Second, I love and take care of my wife, Wanda Cantrell, who blesses music with her voice, discerning ear, and the smooth, practiced movement of her hands on the keyboard and of her feet on the pedals of piano and organ. Moreover, she teaches and accompanies young musicians with sensitivity, insight, and loving-kindness.
As the accompanist for Reinhardt University’s choir, she got a wonderful assignment: travel with them on a performing tour through Italy. She invited me along as they sang, not only in St. Peter’s Basilica and other ones in Rome, Tuscany, Florence, and Venice, but in flash-mob performances of Viadana’s “Exsultate Justi” in gift shops, the Pantheon, piazzas, restaurants, and side streets, drawing crowds waving their smart phones to record the song of angels. I cannot discuss it with the intelligence of my fellow travelers, but it was a blast.
This meditation came to me on our first performing stop after our first day of travel and touring. At the Basilica of St. Bonifacio e Allesio in Rome, their brilliant teacher and conductor, Martha Shaw, treated them to a workshop with Fabio Avolio, a Vatican organist. As their angelic voices soared, I meandered about, taking in my first Italian basilica, the intricate artwork and architecture.
Yet, something seemed missing. Strangely, I found myself asking, perhaps praying, “Where is the Holy Spirit?”
Then Dr. Dana Hall, a Reinhardt faculty member traveling with us, pointed to a pigeon walking through the front door. The bird processed as if owning the place, meandered among empty chairs, paused before a painting of souls ascending, and took wing.
This seemingly out-of-place, unexpected visitor answered my question. There–there is one strutting in as the Holy Spirit usually does, out-of-place, wild, even common, embarrassing to behold in the grandeur of this sacred structure fashioned and built by the most skilled human hands.
Yet, here was one not made by human hands whose coloring, flight, and speeding heart no human mind can contrive, no human mind construct.
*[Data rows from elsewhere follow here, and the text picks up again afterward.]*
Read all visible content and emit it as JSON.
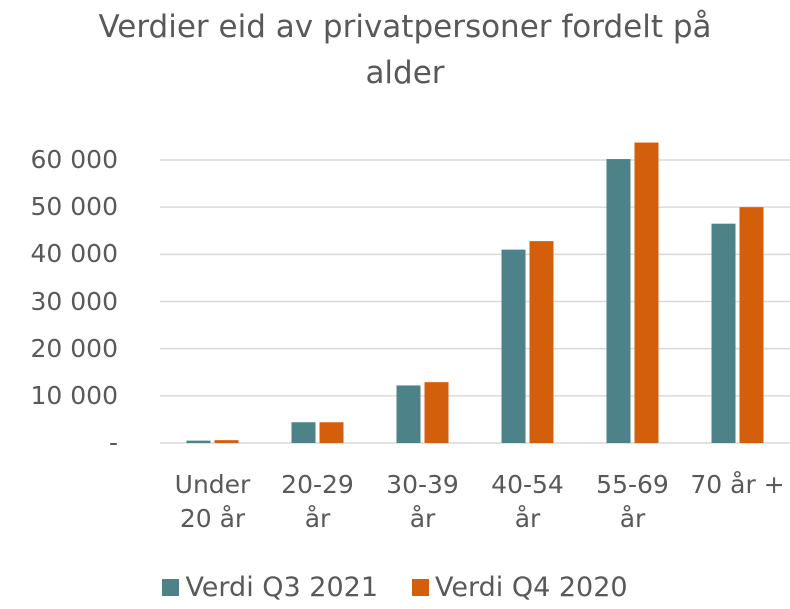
{
  "chart_data": {
    "type": "bar",
    "title": "Verdier eid av privatpersoner fordelt på alder",
    "categories": [
      "Under 20 år",
      "20-29 år",
      "30-39 år",
      "40-54 år",
      "55-69 år",
      "70 år +"
    ],
    "series": [
      {
        "name": "Verdi Q3 2021",
        "color": "#4e8289",
        "values": [
          500,
          4400,
          12200,
          41000,
          60200,
          46500
        ]
      },
      {
        "name": "Verdi Q4 2020",
        "color": "#d35f0c",
        "values": [
          600,
          4400,
          12900,
          42800,
          63700,
          50000
        ]
      }
    ],
    "ylim": [
      0,
      60000
    ],
    "yticks": [
      {
        "value": 0,
        "label": "-"
      },
      {
        "value": 10000,
        "label": "10 000"
      },
      {
        "value": 20000,
        "label": "20 000"
      },
      {
        "value": 30000,
        "label": "30 000"
      },
      {
        "value": 40000,
        "label": "40 000"
      },
      {
        "value": 50000,
        "label": "50 000"
      },
      {
        "value": 60000,
        "label": "60 000"
      }
    ],
    "grid": true,
    "legend": "bottom"
  }
}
That is what the Holy Spirit does: She visits at unexpected times and embarrasses us. Then, if we pause and restrain our reflex to shoo her away, she lifts up our hearts, bidding us behold the morning light into which she flies as if she owns it.
Of course, I improvise. We think of the dove as a symbol of the Holy Spirit, not cousin pigeon. But the Holy Spirit never stays in the places we assign, never stays confined in our categories.
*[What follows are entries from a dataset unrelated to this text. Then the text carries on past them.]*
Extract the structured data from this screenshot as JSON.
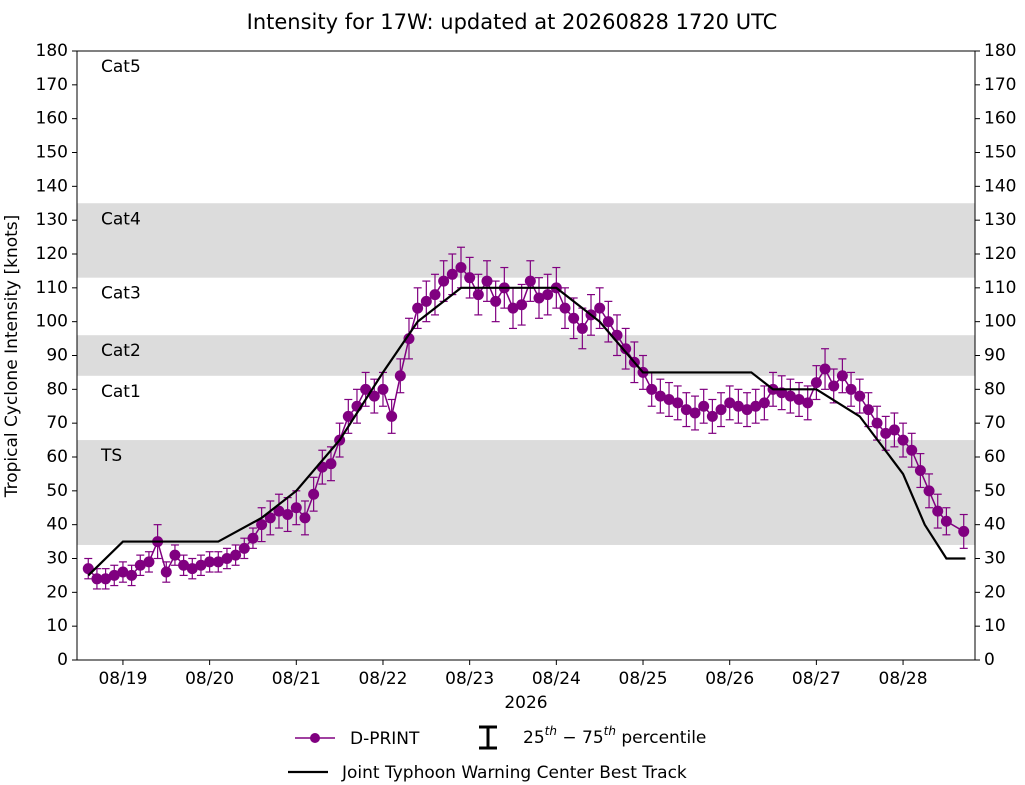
{
  "chart_data": {
    "type": "errorbar",
    "title": "Intensity for 17W: updated at 20260828 1720 UTC",
    "y_label": "Tropical Cyclone Intensity [knots]",
    "x_label": "2026",
    "xlim": [
      18.47,
      28.83
    ],
    "xticks": [
      {
        "value": 19,
        "label": "08/19"
      },
      {
        "value": 20,
        "label": "08/20"
      },
      {
        "value": 21,
        "label": "08/21"
      },
      {
        "value": 22,
        "label": "08/22"
      },
      {
        "value": 23,
        "label": "08/23"
      },
      {
        "value": 24,
        "label": "08/24"
      },
      {
        "value": 25,
        "label": "08/25"
      },
      {
        "value": 26,
        "label": "08/26"
      },
      {
        "value": 27,
        "label": "08/27"
      },
      {
        "value": 28,
        "label": "08/28"
      }
    ],
    "ylim": [
      0,
      180
    ],
    "yticks": [
      0,
      10,
      20,
      30,
      40,
      50,
      60,
      70,
      80,
      90,
      100,
      110,
      120,
      130,
      140,
      150,
      160,
      170,
      180
    ],
    "intensity_bands": [
      {
        "label": "TS",
        "range": [
          34,
          65
        ],
        "shaded": true
      },
      {
        "label": "Cat1",
        "range": [
          65,
          84
        ],
        "shaded": false
      },
      {
        "label": "Cat2",
        "range": [
          84,
          96
        ],
        "shaded": true
      },
      {
        "label": "Cat3",
        "range": [
          96,
          113
        ],
        "shaded": false
      },
      {
        "label": "Cat4",
        "range": [
          113,
          135
        ],
        "shaded": true
      },
      {
        "label": "Cat5",
        "range": [
          135,
          180
        ],
        "shaded": false
      }
    ],
    "band_color": "#dcdcdc",
    "series": [
      {
        "name": "D-PRINT",
        "color": "#800080",
        "x": [
          18.6,
          18.7,
          18.8,
          18.9,
          19.0,
          19.1,
          19.2,
          19.3,
          19.4,
          19.5,
          19.6,
          19.7,
          19.8,
          19.9,
          20.0,
          20.1,
          20.2,
          20.3,
          20.4,
          20.5,
          20.6,
          20.7,
          20.8,
          20.9,
          21.0,
          21.1,
          21.2,
          21.3,
          21.4,
          21.5,
          21.6,
          21.7,
          21.8,
          21.9,
          22.0,
          22.1,
          22.2,
          22.3,
          22.4,
          22.5,
          22.6,
          22.7,
          22.8,
          22.9,
          23.0,
          23.1,
          23.2,
          23.3,
          23.4,
          23.5,
          23.6,
          23.7,
          23.8,
          23.9,
          24.0,
          24.1,
          24.2,
          24.3,
          24.4,
          24.5,
          24.6,
          24.7,
          24.8,
          24.9,
          25.0,
          25.1,
          25.2,
          25.3,
          25.4,
          25.5,
          25.6,
          25.7,
          25.8,
          25.9,
          26.0,
          26.1,
          26.2,
          26.3,
          26.4,
          26.5,
          26.6,
          26.7,
          26.8,
          26.9,
          27.0,
          27.1,
          27.2,
          27.3,
          27.4,
          27.5,
          27.6,
          27.7,
          27.8,
          27.9,
          28.0,
          28.1,
          28.2,
          28.3,
          28.4,
          28.5,
          28.7
        ],
        "values": [
          27,
          24,
          24,
          25,
          26,
          25,
          28,
          29,
          35,
          26,
          31,
          28,
          27,
          28,
          29,
          29,
          30,
          31,
          33,
          36,
          40,
          42,
          44,
          43,
          45,
          42,
          49,
          57,
          58,
          65,
          72,
          75,
          80,
          78,
          80,
          72,
          84,
          95,
          104,
          106,
          108,
          112,
          114,
          116,
          113,
          108,
          112,
          106,
          110,
          104,
          105,
          112,
          107,
          108,
          110,
          104,
          101,
          98,
          102,
          104,
          100,
          96,
          92,
          88,
          85,
          80,
          78,
          77,
          76,
          74,
          73,
          75,
          72,
          74,
          76,
          75,
          74,
          75,
          76,
          80,
          79,
          78,
          77,
          76,
          82,
          86,
          81,
          84,
          80,
          78,
          74,
          70,
          67,
          68,
          65,
          62,
          56,
          50,
          44,
          41,
          38
        ],
        "error": [
          3,
          3,
          3,
          3,
          3,
          3,
          3,
          3,
          5,
          3,
          3,
          3,
          3,
          3,
          3,
          3,
          3,
          3,
          3,
          3,
          5,
          5,
          5,
          5,
          5,
          5,
          5,
          5,
          5,
          5,
          5,
          5,
          5,
          5,
          5,
          5,
          5,
          6,
          6,
          6,
          6,
          6,
          6,
          6,
          6,
          6,
          6,
          6,
          6,
          6,
          6,
          6,
          6,
          6,
          6,
          6,
          6,
          6,
          6,
          6,
          6,
          6,
          6,
          6,
          5,
          5,
          5,
          5,
          5,
          5,
          5,
          5,
          5,
          5,
          5,
          5,
          5,
          5,
          5,
          5,
          5,
          5,
          5,
          5,
          5,
          6,
          5,
          5,
          5,
          5,
          5,
          5,
          5,
          5,
          5,
          5,
          5,
          5,
          5,
          4,
          5
        ]
      },
      {
        "name": "Joint Typhoon Warning Center Best Track",
        "color": "#000000",
        "x": [
          18.6,
          19.0,
          20.1,
          20.6,
          21.0,
          21.5,
          22.0,
          22.4,
          22.9,
          24.0,
          24.5,
          25.0,
          26.25,
          26.5,
          27.0,
          27.5,
          28.0,
          28.25,
          28.5,
          28.72
        ],
        "values": [
          25,
          35,
          35,
          42,
          50,
          65,
          85,
          100,
          110,
          110,
          100,
          85,
          85,
          80,
          80,
          72,
          55,
          40,
          30,
          30
        ]
      }
    ],
    "percentile_legend": [
      "25",
      "th",
      " − 75",
      "th",
      " percentile"
    ]
  }
}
Yes, it was only a pigeon. At universities, perhaps one in Rome itself, ornithologists with pigeon research programs can tell us so much about them that calling this errant one a sign of the Holy Spirit seems embarrassing. But cleanse your world of such signs at your peril. For words and facts collapse under the weight of reality. Truth overflows cups of fact and floods into mystery.
Truth blows like the wind, another symbol of the Holy Spirit. You can’t snap it’s picture in still frame. You can only see it in its effects like the fluttering of flags, the swaying of trees, the suffering love of saints like those depicted in sculpture and painting at St. Bonifacio e Allesio Church.
It is only wind, a complex dance of atoms in the air, the cold rushing to dissolve in the warm. It is not itself the Holy Spirit any more than the wandering pigeon or white dove. But deny that it points beyond itself and risk your grasp on truth that you pride yourself in holding.
What is a silent, songless man to do now? Pray, of course. I leave behind the soaring voices and wander into a small courtyard. Sitting on a bench with the sounds of traffic below and St. Peter’s Basilica in the distance, I collect myself. But just before my silent prayer, I glance to my right to see the pigeon perched on the ledge above the traffic, gazing with me into sacred space.